Is sponsorship doomed?

Just read the chat event with Jared from Hero Interactive at Flash Game License. In the middle of a lot of questions and answers, one thing popped up. He said that he believes the current sponsoring model will move more towards a licensing model.

A typical flash developer would probably think that this is a bad thing, since exclusive and primary deals are probably the highest paid deals around. Let’s see what this means from a pure business perspective.

Here’s the math, round low numbers for clarity.

With exclusive sponsorship = $100

Imagine that you get an offer of $100 for an exclusive sponsorship. What this means is that you will get $100 and that’s it, maybe some advertising if the sponsor allows it.
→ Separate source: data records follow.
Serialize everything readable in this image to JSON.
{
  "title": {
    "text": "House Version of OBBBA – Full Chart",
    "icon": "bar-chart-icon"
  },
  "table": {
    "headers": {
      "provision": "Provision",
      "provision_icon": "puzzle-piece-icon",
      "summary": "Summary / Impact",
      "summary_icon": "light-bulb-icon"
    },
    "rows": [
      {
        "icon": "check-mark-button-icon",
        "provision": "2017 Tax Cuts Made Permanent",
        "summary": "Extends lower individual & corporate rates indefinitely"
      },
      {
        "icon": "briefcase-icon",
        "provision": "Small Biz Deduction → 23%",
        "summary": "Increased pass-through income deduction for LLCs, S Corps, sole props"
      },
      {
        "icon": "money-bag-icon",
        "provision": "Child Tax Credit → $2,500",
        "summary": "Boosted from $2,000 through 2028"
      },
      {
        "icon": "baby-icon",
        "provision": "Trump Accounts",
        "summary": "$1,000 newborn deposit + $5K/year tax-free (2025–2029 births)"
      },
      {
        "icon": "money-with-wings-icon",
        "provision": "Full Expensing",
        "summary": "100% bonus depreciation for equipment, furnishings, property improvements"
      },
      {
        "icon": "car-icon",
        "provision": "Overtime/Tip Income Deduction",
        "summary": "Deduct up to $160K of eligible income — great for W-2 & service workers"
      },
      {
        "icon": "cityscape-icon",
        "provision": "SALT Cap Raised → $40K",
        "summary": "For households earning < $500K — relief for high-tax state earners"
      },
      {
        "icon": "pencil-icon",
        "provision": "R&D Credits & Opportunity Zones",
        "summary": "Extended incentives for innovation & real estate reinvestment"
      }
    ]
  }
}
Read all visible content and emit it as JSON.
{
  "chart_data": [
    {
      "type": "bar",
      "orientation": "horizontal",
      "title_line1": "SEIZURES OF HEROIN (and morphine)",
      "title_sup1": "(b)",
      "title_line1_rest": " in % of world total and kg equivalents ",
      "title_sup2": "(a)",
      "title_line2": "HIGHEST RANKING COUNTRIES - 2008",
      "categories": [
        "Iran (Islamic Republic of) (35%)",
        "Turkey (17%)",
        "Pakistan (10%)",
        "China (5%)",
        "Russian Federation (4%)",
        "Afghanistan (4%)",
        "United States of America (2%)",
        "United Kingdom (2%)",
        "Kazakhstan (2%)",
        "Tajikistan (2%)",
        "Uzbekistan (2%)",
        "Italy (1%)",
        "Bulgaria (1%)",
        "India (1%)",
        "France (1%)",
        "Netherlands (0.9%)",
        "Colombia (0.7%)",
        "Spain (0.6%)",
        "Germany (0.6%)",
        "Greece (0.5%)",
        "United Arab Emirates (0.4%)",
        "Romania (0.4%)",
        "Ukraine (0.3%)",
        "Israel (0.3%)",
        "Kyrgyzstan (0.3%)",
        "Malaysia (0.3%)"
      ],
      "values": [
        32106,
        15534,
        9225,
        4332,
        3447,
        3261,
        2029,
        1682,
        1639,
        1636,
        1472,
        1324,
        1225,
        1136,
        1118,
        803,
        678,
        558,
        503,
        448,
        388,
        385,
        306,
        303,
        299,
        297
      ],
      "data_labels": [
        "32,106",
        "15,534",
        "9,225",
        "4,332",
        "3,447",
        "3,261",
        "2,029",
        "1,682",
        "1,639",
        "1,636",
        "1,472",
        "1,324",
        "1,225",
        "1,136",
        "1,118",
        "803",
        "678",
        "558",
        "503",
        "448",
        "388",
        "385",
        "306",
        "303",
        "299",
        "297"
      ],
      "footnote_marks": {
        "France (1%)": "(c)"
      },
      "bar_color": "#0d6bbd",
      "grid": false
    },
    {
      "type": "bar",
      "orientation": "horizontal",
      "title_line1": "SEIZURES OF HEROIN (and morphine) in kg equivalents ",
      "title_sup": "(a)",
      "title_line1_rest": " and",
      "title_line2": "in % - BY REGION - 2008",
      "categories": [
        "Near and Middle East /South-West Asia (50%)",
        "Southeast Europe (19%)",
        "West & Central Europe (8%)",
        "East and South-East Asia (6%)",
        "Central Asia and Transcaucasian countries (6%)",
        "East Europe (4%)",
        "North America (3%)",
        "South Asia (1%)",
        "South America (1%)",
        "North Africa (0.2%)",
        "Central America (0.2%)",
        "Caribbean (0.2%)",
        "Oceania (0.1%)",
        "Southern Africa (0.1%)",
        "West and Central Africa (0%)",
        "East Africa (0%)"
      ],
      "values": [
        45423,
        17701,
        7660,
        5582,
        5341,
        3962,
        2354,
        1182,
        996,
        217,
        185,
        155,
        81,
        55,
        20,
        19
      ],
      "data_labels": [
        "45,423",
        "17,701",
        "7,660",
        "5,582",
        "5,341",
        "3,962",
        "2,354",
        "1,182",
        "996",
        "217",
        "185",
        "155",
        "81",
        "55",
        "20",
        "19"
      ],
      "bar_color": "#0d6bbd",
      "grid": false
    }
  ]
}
Your game will be on 500 sites in a month, the sponsor will get all the juicy traffic and that’s about it.

With primary sponsorship = $150

Many developers opt, if they can, for a primary sponsorship. That usually brings a nice sponsorship deal for a lower price, let’s say $75 and the power for the developer to sell site-locked licenses. For calculations, let’s imagine that you would sell 3 site-locked licenses for $25, so that’s an extra $75. The game would go to the same 500 sites, maybe some more cents from advertising.

Pure licensing model = $500

Let’s start with the basic of this. The game would NOT be distributed in 500 sites. The game would be licensed to any site that paid for it. Imagine this: only 20 sites would have the game, but each would pay $25. This is $500 right there. You can argue that portals can do this right now if the game has a primary sponsorship, but they don’t. Why? Because they can have the games for free. The beauty of licensing is that the game is not really freely distributed, but licensed for use.

What’s the big picture?

Well, this could change things a lot. First and foremost, this could mean either the rise or fall of advertising networks as we know it. Rise because portals that couldn’t license games would have to accept advertising not matter what. Fall because the high traffic portals would simply close down any external advertising offer.

This would also benefit more the big developers over the small ones. There would be more money going for developers but the offer would be uneven.

But I see this as a possible change in the business model. A change that is necessary since the right money is not going to the right pockets right now.